First, we've checked n=14, and have confirmed that 3n=42 students can be equally allocated to 'm' classrooms, with 'm' satisfying the inequality. Similarly, n=14 students can be allocated evenly to 'm' classrooms, with 'm' satisfying the inequality.

If n=15, 3n= 45 students, which can be allocated evenly into 3, 5, 9, or 15 classrooms. However, I'll eliminate 3 and 15 because they don't satisfy the given inequality.

Suppose m=5. Can 45 students be allocated evenly into 5 classrooms? Yes.
Now, back to n=15. Can 15 students be allocated evenly into 5 classrooms? Yes, 3 students in each classroom.

While it's true that this doesn't hold for m=9, we only need to determine if 'n' students can be equally allocated into 'm' classrooms, such that 'm' satisfies the given inequality.
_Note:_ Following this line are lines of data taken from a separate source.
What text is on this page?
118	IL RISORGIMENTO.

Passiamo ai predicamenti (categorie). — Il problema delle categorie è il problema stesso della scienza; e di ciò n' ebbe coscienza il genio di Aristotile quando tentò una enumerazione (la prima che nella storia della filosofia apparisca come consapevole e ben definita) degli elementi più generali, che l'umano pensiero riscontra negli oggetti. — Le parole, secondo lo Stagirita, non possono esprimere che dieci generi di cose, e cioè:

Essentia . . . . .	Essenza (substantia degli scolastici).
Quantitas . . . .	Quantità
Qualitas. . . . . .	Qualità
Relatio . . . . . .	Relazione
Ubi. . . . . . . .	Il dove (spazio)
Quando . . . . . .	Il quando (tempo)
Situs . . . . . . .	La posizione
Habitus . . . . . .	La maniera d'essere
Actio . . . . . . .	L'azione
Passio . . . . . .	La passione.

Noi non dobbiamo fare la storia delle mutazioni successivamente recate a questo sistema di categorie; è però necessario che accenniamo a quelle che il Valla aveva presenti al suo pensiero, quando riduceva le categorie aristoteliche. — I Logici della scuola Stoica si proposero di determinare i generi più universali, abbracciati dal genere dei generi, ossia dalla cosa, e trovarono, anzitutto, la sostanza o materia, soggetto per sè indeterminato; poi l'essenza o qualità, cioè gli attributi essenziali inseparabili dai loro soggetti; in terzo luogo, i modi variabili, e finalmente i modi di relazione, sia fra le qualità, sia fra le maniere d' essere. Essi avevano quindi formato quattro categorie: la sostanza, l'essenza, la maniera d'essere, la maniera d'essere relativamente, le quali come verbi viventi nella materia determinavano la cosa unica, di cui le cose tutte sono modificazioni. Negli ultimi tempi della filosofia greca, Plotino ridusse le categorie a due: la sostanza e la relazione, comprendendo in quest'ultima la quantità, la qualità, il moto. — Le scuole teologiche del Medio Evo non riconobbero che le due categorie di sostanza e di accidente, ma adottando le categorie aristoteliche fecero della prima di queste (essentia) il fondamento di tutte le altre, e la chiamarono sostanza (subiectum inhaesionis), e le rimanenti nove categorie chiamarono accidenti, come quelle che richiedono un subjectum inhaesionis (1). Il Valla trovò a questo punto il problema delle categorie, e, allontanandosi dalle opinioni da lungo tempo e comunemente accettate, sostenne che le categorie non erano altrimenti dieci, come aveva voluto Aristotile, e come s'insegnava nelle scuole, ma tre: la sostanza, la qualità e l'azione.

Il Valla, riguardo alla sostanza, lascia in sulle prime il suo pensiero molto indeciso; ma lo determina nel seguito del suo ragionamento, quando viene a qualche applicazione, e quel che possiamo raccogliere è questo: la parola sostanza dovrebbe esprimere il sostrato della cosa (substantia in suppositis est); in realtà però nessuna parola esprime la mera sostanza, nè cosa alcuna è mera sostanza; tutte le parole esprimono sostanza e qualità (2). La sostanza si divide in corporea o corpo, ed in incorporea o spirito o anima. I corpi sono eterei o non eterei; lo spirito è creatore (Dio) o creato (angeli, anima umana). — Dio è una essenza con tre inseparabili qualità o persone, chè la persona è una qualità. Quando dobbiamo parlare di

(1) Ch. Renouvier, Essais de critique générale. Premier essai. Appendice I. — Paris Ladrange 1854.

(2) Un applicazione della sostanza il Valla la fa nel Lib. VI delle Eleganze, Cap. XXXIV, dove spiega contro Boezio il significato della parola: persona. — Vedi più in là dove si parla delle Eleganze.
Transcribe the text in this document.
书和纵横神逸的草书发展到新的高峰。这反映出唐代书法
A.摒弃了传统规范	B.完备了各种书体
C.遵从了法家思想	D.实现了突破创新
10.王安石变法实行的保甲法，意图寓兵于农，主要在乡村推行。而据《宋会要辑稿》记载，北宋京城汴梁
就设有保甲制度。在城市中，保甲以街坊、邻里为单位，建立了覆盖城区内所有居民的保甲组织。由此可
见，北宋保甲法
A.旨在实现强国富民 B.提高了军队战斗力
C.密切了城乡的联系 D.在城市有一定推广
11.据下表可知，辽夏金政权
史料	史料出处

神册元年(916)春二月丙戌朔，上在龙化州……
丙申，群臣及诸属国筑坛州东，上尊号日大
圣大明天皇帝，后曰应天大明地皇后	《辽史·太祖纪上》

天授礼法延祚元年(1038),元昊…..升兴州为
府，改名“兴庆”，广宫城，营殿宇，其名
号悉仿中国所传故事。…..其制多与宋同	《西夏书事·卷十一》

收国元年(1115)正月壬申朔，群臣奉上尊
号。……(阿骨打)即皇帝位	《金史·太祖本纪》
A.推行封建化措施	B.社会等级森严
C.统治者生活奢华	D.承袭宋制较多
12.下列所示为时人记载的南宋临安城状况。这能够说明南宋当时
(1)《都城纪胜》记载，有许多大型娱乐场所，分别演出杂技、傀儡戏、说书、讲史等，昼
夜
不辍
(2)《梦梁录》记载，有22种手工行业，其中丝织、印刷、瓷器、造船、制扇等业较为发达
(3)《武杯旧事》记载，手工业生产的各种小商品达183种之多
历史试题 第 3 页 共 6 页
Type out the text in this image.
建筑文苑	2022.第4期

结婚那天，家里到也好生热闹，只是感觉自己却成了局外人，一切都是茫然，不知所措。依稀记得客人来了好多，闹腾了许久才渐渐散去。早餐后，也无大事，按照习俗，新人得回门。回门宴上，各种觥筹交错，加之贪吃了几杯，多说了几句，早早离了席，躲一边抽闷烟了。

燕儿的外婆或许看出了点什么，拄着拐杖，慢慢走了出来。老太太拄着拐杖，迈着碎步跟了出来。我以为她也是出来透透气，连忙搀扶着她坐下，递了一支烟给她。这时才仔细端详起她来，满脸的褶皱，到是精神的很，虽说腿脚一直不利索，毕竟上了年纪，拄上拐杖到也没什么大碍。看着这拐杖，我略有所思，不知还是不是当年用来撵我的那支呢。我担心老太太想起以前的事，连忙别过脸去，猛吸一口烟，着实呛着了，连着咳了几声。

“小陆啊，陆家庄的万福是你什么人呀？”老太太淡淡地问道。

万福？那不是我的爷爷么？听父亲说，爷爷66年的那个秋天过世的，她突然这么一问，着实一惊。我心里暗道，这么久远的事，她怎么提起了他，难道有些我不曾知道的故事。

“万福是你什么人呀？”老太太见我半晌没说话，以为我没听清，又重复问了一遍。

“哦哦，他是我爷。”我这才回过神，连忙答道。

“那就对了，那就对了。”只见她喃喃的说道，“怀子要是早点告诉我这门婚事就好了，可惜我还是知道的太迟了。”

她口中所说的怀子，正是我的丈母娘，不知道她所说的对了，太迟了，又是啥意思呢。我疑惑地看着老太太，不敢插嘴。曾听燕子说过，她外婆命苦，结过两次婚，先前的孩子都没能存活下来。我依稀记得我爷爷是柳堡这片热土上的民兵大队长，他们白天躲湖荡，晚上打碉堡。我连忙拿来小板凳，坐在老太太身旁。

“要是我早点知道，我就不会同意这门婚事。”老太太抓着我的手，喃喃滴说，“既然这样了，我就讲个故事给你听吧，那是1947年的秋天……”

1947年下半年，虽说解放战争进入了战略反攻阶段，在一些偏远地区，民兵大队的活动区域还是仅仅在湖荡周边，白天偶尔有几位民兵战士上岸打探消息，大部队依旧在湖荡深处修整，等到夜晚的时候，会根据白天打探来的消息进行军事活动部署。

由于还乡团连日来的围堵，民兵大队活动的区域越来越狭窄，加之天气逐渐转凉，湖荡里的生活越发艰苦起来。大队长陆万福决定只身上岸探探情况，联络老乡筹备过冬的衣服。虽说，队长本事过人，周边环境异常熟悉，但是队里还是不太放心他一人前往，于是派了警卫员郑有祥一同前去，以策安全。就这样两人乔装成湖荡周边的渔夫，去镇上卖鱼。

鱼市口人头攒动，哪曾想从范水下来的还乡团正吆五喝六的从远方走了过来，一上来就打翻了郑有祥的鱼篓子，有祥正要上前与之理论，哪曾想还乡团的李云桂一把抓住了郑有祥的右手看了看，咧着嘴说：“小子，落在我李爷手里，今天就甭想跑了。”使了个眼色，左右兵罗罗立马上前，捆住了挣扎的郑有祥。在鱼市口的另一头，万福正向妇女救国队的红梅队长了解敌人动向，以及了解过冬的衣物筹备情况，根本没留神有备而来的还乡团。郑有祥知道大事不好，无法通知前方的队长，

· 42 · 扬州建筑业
We don't need to ensure that all possible values of 'm' are satisfied.

That said, when n=15, 3n=45, and 45 can be allocated equally to 'm' classrooms, such that 'm' satisfies the given inequality.

Now, is it possible for n=15 students to be allocated equally to 'm' classrooms, such that 'm' satisfies the given inequality?
The answer is yes, when 'm' = 5.

Therefore, Statement (1) cannot be deemed insufficient after checking n=14 and n=15.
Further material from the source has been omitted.